Converting a lambda expression to an Expression<TDelegate> creates an expression tree rather than a delegate, as noted previously. Earlier in this chapter, we also explored how to convert a lambda such as (x,y)=>x>y to a delegate type such as Func<int, int, bool>. To turn this same lambda into an expression tree, we simply convert it to Expression<Func<int, int, bool>>, as shown in Listing 13.26. We can then examine the generated object and display information about its structure, as well as that of a more complex expression tree.
Note that passing an instance of the expression tree to Console.WriteLine() automatically converts the expression tree to a descriptive string form; the objects generated for expression trees all override ToString() so that you can see the contents of an expression tree at a glance when debugging.
In Output 13.5, we see that the Console.WriteLine() statements within Main() print out the body of the expression trees as text.
The important point to note is that an expression tree is a collection of data, and by iterating over the data, it is possible to convert the data to another format.
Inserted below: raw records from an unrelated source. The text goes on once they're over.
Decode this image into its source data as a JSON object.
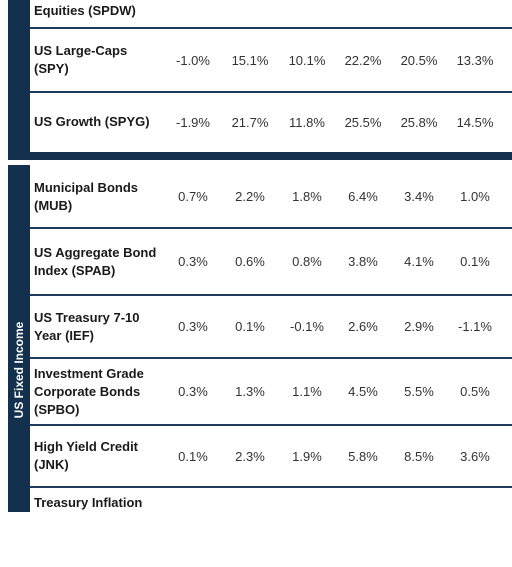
{
  "sidebar": {
    "fixed_income": "US Fixed Income"
  },
  "table": {
    "rows": [
      {
        "label": "Equities (SPDW)",
        "values": []
      },
      {
        "label": "US Large-Caps (SPY)",
        "values": [
          "-1.0%",
          "15.1%",
          "10.1%",
          "22.2%",
          "20.5%",
          "13.3%"
        ]
      },
      {
        "label": "US Growth (SPYG)",
        "values": [
          "-1.9%",
          "21.7%",
          "11.8%",
          "25.5%",
          "25.8%",
          "14.5%"
        ]
      },
      {
        "label": "Municipal Bonds (MUB)",
        "values": [
          "0.7%",
          "2.2%",
          "1.8%",
          "6.4%",
          "3.4%",
          "1.0%"
        ]
      },
      {
        "label": "US Aggregate Bond Index (SPAB)",
        "values": [
          "0.3%",
          "0.6%",
          "0.8%",
          "3.8%",
          "4.1%",
          "0.1%"
        ]
      },
      {
        "label": "US Treasury 7-10 Year (IEF)",
        "values": [
          "0.3%",
          "0.1%",
          "-0.1%",
          "2.6%",
          "2.9%",
          "-1.1%"
        ]
      },
      {
        "label": "Investment Grade Corporate Bonds (SPBO)",
        "values": [
          "0.3%",
          "1.3%",
          "1.1%",
          "4.5%",
          "5.5%",
          "0.5%"
        ]
      },
      {
        "label": "High Yield Credit (JNK)",
        "values": [
          "0.1%",
          "2.3%",
          "1.9%",
          "5.8%",
          "8.5%",
          "3.6%"
        ]
      },
      {
        "label": "Treasury Inflation",
        "values": []
      }
    ]
  }
}
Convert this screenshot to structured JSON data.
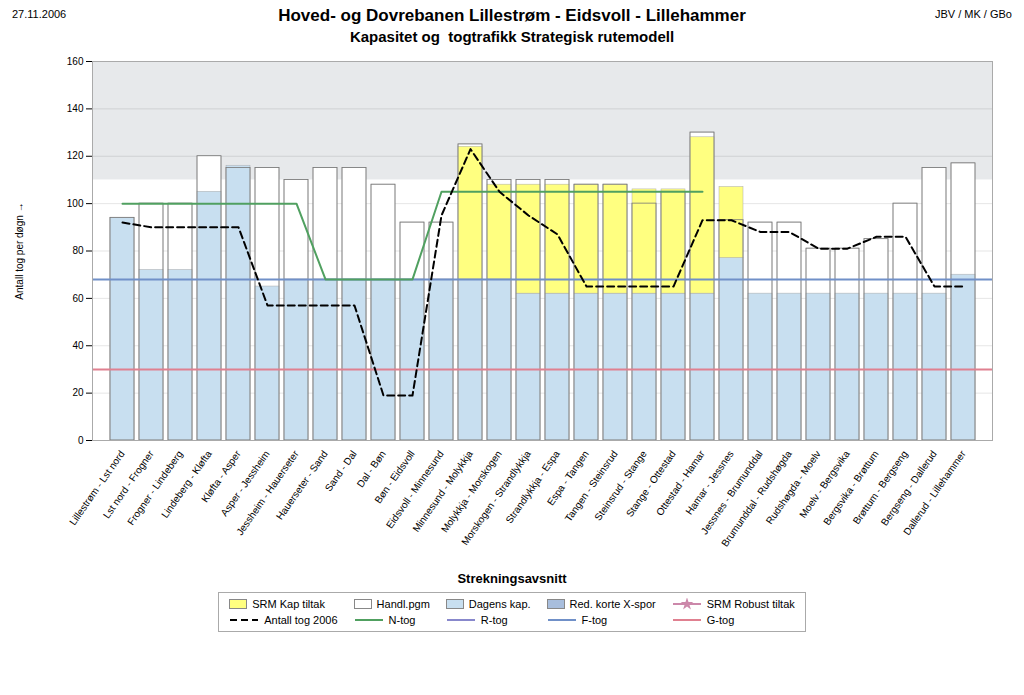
{
  "chart_data": {
    "type": "bar",
    "title": "Hoved- og Dovrebanen Lillestrøm - Eidsvoll - Lillehammer",
    "subtitle": "Kapasitet og  togtrafikk Strategisk rutemodell",
    "annotations": [
      "27.11.2006",
      "JBV / MK / GBo"
    ],
    "x_label": "Strekningsavsnitt",
    "y_label": "Antall tog per døgn",
    "categories": [
      "Lillestrøm - Lst nord",
      "Lst nord - Frogner",
      "Frogner - Lindeberg",
      "Lindeberg - Kløfta",
      "Kløfta - Asper",
      "Asper - Jessheim",
      "Jessheim - Hauerseter",
      "Hauerseter - Sand",
      "Sand - Dal",
      "Dal - Bøn",
      "Bøn - Eidsvoll",
      "Eidsvoll - Minnesund",
      "Minnesund - Molykkja",
      "Molykkja - Morskogen",
      "Morskogen - Strandlykkja",
      "Strandlykkja - Espa",
      "Espa - Tangen",
      "Tangen - Steinsrud",
      "Steinsrud - Stange",
      "Stange - Ottestad",
      "Ottestad - Hamar",
      "Hamar - Jessnes",
      "Jessnes - Brumunddal",
      "Brumunddal - Rudshøgda",
      "Rudshøgda - Moelv",
      "Moelv - Bergsvika",
      "Bergsvika - Brøttum",
      "Brøttum - Bergseng",
      "Bergseng - Dallerud",
      "Dallerud - Lillehammer"
    ],
    "series": [
      {
        "name": "SRM Kap tiltak",
        "type": "bar",
        "stacked": true,
        "color": "#ffff80",
        "values": [
          0,
          0,
          0,
          0,
          0,
          0,
          0,
          0,
          0,
          0,
          0,
          0,
          56,
          40,
          46,
          46,
          46,
          46,
          44,
          44,
          66,
          30,
          0,
          0,
          0,
          0,
          0,
          0,
          0,
          0
        ]
      },
      {
        "name": "Handl.pgm",
        "type": "bar",
        "stacked": false,
        "color": "#ffffff",
        "values": [
          94,
          100,
          100,
          120,
          115,
          115,
          110,
          115,
          115,
          108,
          92,
          92,
          125,
          110,
          110,
          110,
          108,
          108,
          100,
          105,
          130,
          93,
          92,
          92,
          81,
          81,
          85,
          100,
          115,
          117
        ]
      },
      {
        "name": "Dagens kap.",
        "type": "bar",
        "stacked": true,
        "color": "#c8dff0",
        "values": [
          94,
          72,
          72,
          105,
          116,
          65,
          68,
          68,
          68,
          68,
          68,
          68,
          68,
          68,
          62,
          62,
          62,
          62,
          62,
          62,
          62,
          77,
          62,
          62,
          62,
          62,
          62,
          62,
          62,
          70
        ]
      },
      {
        "name": "Red. korte X-spor",
        "type": "bar",
        "color": "#a8bedd",
        "values": [
          null,
          null,
          null,
          null,
          null,
          null,
          null,
          null,
          null,
          null,
          null,
          null,
          null,
          null,
          null,
          null,
          null,
          null,
          null,
          null,
          null,
          null,
          null,
          null,
          null,
          null,
          null,
          null,
          null,
          null
        ]
      },
      {
        "name": "SRM Robust tiltak",
        "type": "line",
        "marker": "star",
        "color": "#cc88aa",
        "values": [
          null,
          null,
          null,
          null,
          null,
          null,
          null,
          null,
          null,
          null,
          null,
          null,
          null,
          null,
          null,
          null,
          null,
          null,
          null,
          null,
          null,
          null,
          null,
          null,
          null,
          null,
          null,
          null,
          null,
          null
        ]
      },
      {
        "name": "Antall tog 2006",
        "type": "line",
        "line_style": "dashed",
        "color": "#000000",
        "values": [
          92,
          90,
          90,
          90,
          90,
          57,
          57,
          57,
          57,
          19,
          19,
          95,
          123,
          105,
          95,
          87,
          65,
          65,
          65,
          65,
          93,
          93,
          88,
          88,
          81,
          81,
          86,
          86,
          65,
          65
        ]
      },
      {
        "name": "N-tog",
        "type": "line",
        "color": "#50a060",
        "values": [
          100,
          100,
          100,
          100,
          100,
          100,
          100,
          68,
          68,
          68,
          68,
          105,
          105,
          105,
          105,
          105,
          105,
          105,
          105,
          105,
          105,
          null,
          null,
          null,
          null,
          null,
          null,
          null,
          null,
          null
        ]
      },
      {
        "name": "R-tog",
        "type": "line",
        "color": "#8888cc",
        "values": [
          null,
          null,
          null,
          null,
          null,
          null,
          null,
          null,
          null,
          null,
          null,
          null,
          null,
          null,
          null,
          null,
          null,
          null,
          null,
          null,
          null,
          null,
          null,
          null,
          null,
          null,
          null,
          null,
          null,
          null
        ]
      },
      {
        "name": "F-tog",
        "type": "hline",
        "color": "#7090c8",
        "value": 68
      },
      {
        "name": "G-tog",
        "type": "hline",
        "color": "#e08090",
        "value": 30
      }
    ],
    "bands": [
      {
        "from": 110,
        "to": 160,
        "color": "#d0d4d8"
      }
    ],
    "ylim": [
      0,
      160
    ],
    "yticks": [
      0,
      20,
      40,
      60,
      80,
      100,
      120,
      140,
      160
    ],
    "grid": true,
    "legend": "bottom"
  }
}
In this case, we convert the expression tree to descriptive strings, but it could also be converted to expressions in another query language.
Using recursion, the PrintNode() function demonstrates that nodes in an expression tree are themselves trees containing zero or more child expression trees. The root tree that represents the lambda refers to the expression that is the body of the lambda with its Body property. Every expression tree node includes a NodeType property of enumerated type ExpressionType that describes what kind of expression it is. Numerous types of expressions exist: BinaryExpression, ConditionalExpression, LambdaExpression, MethodCallExpression, ParameterExpression, and ConstantExpression are examples. Each type derives from Expression.
Although the expression tree library now contains objects to represent most of the statements of C# and Visual Basic, neither of these languages actually supports the conversion of statement lambdas to expression trees. Only expression lambdas can be converted to expression trees.